Apparently Dr. Down didn't want to be like Dr. Alzheimer, Dr. Hodgkin, Dr. Asburger, or Dr. Huntington. He wanted to be more unique, so he simply named the disease he discovered after himself. No apostrophe or S needed.
Some words are so commonly misused that they should be adopted as standard simply so that the smart people aren't the ones sounding like illiterate dummies.
For example, did you know that "dove" is not a verb? Despite the fact that everyone and their dog uses it in such a manner, it is still considered correct to use the word "dived."
"I dived off the proverbial cliff when I decided to write this offensive post."
But "dived" sounds retarded (so does "Down Syndrome" but I think I could get in some sort of trouble for saying that or something.......)
We should adopt "dove" so that I don't look like an idiot for trying to be grammatically correct.
4. Favre
How this series of letters came to be pronounced "farv" I will never know.
Faver? Sure.
Fav-ray? Why not?
Favery? I guess it works.
But "farv??" What kind of dyslexic French a**hole came up with that one?*
While we are on the subject, I think I should address French as a whole. French is supposedly the most romantic language there is - if you consider completely unnecessary and phonetically nonsensical extra letters romantic. -eaux is supposed to make and "o" sound. Really? Are you so full of yourselves that you thought "Forget zee O. We need four letters because our language eez four time better!"
I personally think that France would be world dominant if they didn't have all those superfluous letters slowing them down.
While we are on the subject of being on the subject of talking about foreign words, I thought I might mention something to my American friends.
If you are trying to pronounce a foreign word in an otherwise English sentence, please don't pronounce the word with a heavy accent. It makes you sound pretentious and douche-y .
*I am in no way insulting Brett Favre himself. If I were to do that, it would decrease my chances of ever bearing his grizzled, womb-warrior children, and I definitely wouldn't want to do that.
I am going to back Strunk and White 100 percent on this one.
If there is one mistake that I cannot stand, it is the confusion of "less" with "fewer."
You commonly see this error in grocery stores: "Express Checkout - 10 Items or Less."
Also in Porta-Potties: "This Unit is Designed to Accommodate the Needs of 10 People or Less During a Normal Work Week."
Less is supposed to refer to an amount that cannot be counted - like air or sand. Fewer refers to a number of things that are countable, such as oxygen molecules or grains of sand.
A few more examples:
- Jenny is less of a tramp because she slept with fewer teachers than Veronica.
- I made that Knock Knock joke less offensive by including fewer references to disabled people.

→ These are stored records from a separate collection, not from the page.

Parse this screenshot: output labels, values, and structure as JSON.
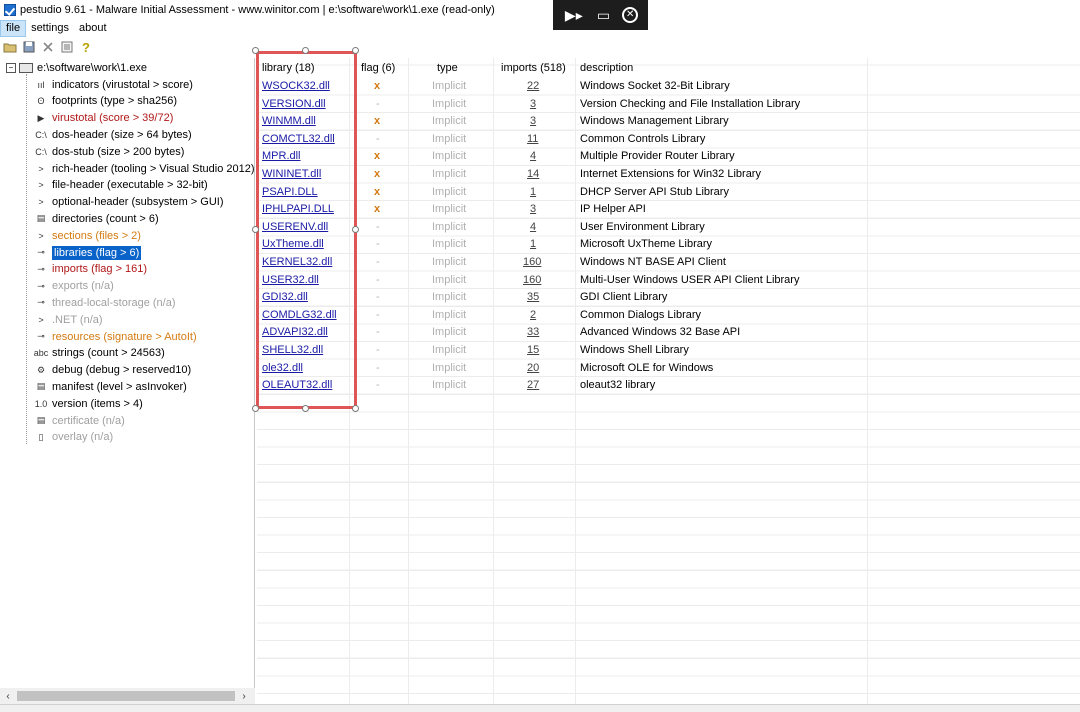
{
  "window": {
    "title": "pestudio 9.61 - Malware Initial Assessment - www.winitor.com | e:\\software\\work\\1.exe (read-only)"
  },
  "overlay": {
    "icon1": "▶▸",
    "icon2": "▭",
    "icon3": "✕"
  },
  "menu": {
    "file": "file",
    "settings": "settings",
    "about": "about"
  },
  "tree": {
    "root": "e:\\software\\work\\1.exe",
    "items": [
      {
        "label": "indicators (virustotal > score)",
        "style": "normal",
        "icon": "ııl"
      },
      {
        "label": "footprints (type > sha256)",
        "style": "normal",
        "icon": "ʘ"
      },
      {
        "label": "virustotal (score > 39/72)",
        "style": "red",
        "icon": "▶"
      },
      {
        "label": "dos-header (size > 64 bytes)",
        "style": "normal",
        "icon": "C:\\"
      },
      {
        "label": "dos-stub (size > 200 bytes)",
        "style": "normal",
        "icon": "C:\\"
      },
      {
        "label": "rich-header (tooling > Visual Studio 2012)",
        "style": "normal",
        "icon": ">"
      },
      {
        "label": "file-header (executable > 32-bit)",
        "style": "normal",
        "icon": ">"
      },
      {
        "label": "optional-header (subsystem > GUI)",
        "style": "normal",
        "icon": ">"
      },
      {
        "label": "directories (count > 6)",
        "style": "normal",
        "icon": "▤"
      },
      {
        "label": "sections (files > 2)",
        "style": "orange",
        "icon": ">"
      },
      {
        "label": "libraries (flag > 6)",
        "style": "selected",
        "icon": "⊸"
      },
      {
        "label": "imports (flag > 161)",
        "style": "red",
        "icon": "⊸"
      },
      {
        "label": "exports (n/a)",
        "style": "gray",
        "icon": "⊸"
      },
      {
        "label": "thread-local-storage (n/a)",
        "style": "gray",
        "icon": "⊸"
      },
      {
        "label": ".NET (n/a)",
        "style": "gray",
        "icon": ">"
      },
      {
        "label": "resources (signature > AutoIt)",
        "style": "orange",
        "icon": "⊸"
      },
      {
        "label": "strings (count > 24563)",
        "style": "normal",
        "icon": "abc"
      },
      {
        "label": "debug (debug > reserved10)",
        "style": "normal",
        "icon": "⚙"
      },
      {
        "label": "manifest (level > asInvoker)",
        "style": "normal",
        "icon": "▤"
      },
      {
        "label": "version (items > 4)",
        "style": "normal",
        "icon": "1.0"
      },
      {
        "label": "certificate (n/a)",
        "style": "gray",
        "icon": "▤"
      },
      {
        "label": "overlay (n/a)",
        "style": "gray",
        "icon": "▯"
      }
    ]
  },
  "grid": {
    "headers": {
      "library": "library (18)",
      "flag": "flag (6)",
      "type": "type",
      "imports": "imports (518)",
      "description": "description"
    },
    "rows": [
      {
        "library": "WSOCK32.dll",
        "flag": "x",
        "type": "Implicit",
        "imports": "22",
        "description": "Windows Socket 32-Bit Library"
      },
      {
        "library": "VERSION.dll",
        "flag": "-",
        "type": "Implicit",
        "imports": "3",
        "description": "Version Checking and File Installation Library"
      },
      {
        "library": "WINMM.dll",
        "flag": "x",
        "type": "Implicit",
        "imports": "3",
        "description": "Windows Management Library"
      },
      {
        "library": "COMCTL32.dll",
        "flag": "-",
        "type": "Implicit",
        "imports": "11",
        "description": "Common Controls Library"
      },
      {
        "library": "MPR.dll",
        "flag": "x",
        "type": "Implicit",
        "imports": "4",
        "description": "Multiple Provider Router Library"
      },
      {
        "library": "WININET.dll",
        "flag": "x",
        "type": "Implicit",
        "imports": "14",
        "description": "Internet Extensions for Win32 Library"
      },
      {
        "library": "PSAPI.DLL",
        "flag": "x",
        "type": "Implicit",
        "imports": "1",
        "description": "DHCP Server API Stub Library"
      },
      {
        "library": "IPHLPAPI.DLL",
        "flag": "x",
        "type": "Implicit",
        "imports": "3",
        "description": "IP Helper API"
      },
      {
        "library": "USERENV.dll",
        "flag": "-",
        "type": "Implicit",
        "imports": "4",
        "description": "User Environment Library"
      },
      {
        "library": "UxTheme.dll",
        "flag": "-",
        "type": "Implicit",
        "imports": "1",
        "description": "Microsoft UxTheme Library"
      },
      {
        "library": "KERNEL32.dll",
        "flag": "-",
        "type": "Implicit",
        "imports": "160",
        "description": "Windows NT BASE API Client"
      },
      {
        "library": "USER32.dll",
        "flag": "-",
        "type": "Implicit",
        "imports": "160",
        "description": "Multi-User Windows USER API Client Library"
      },
      {
        "library": "GDI32.dll",
        "flag": "-",
        "type": "Implicit",
        "imports": "35",
        "description": "GDI Client Library"
      },
      {
        "library": "COMDLG32.dll",
        "flag": "-",
        "type": "Implicit",
        "imports": "2",
        "description": "Common Dialogs Library"
      },
      {
        "library": "ADVAPI32.dll",
        "flag": "-",
        "type": "Implicit",
        "imports": "33",
        "description": "Advanced Windows 32 Base API"
      },
      {
        "library": "SHELL32.dll",
        "flag": "-",
        "type": "Implicit",
        "imports": "15",
        "description": "Windows Shell Library"
      },
      {
        "library": "ole32.dll",
        "flag": "-",
        "type": "Implicit",
        "imports": "20",
        "description": "Microsoft OLE for Windows"
      },
      {
        "library": "OLEAUT32.dll",
        "flag": "-",
        "type": "Implicit",
        "imports": "27",
        "description": "oleaut32 library"
      }
    ]
  },
  "colors": {
    "selection": "#0a63c9",
    "highlight": "#e05656",
    "flag": "#d47a10",
    "link": "#1a1aa6",
    "red_item": "#b01818",
    "orange_item": "#d47a10"
  }
}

- Mr. Johnson now uses less Valtrex because he has fewer Herpes sores.
- Other languages are less awesome than French because they use fewer unnecessary letters.
- "Less" should be used less often than "fewer" because there are fewer instances where "less" is appropriate. Nonetheless, "less" is used more.
I hope that your lives have been enriched by my mighty opinion.
I am sorry if I have offended you, but you should try to be less offendable.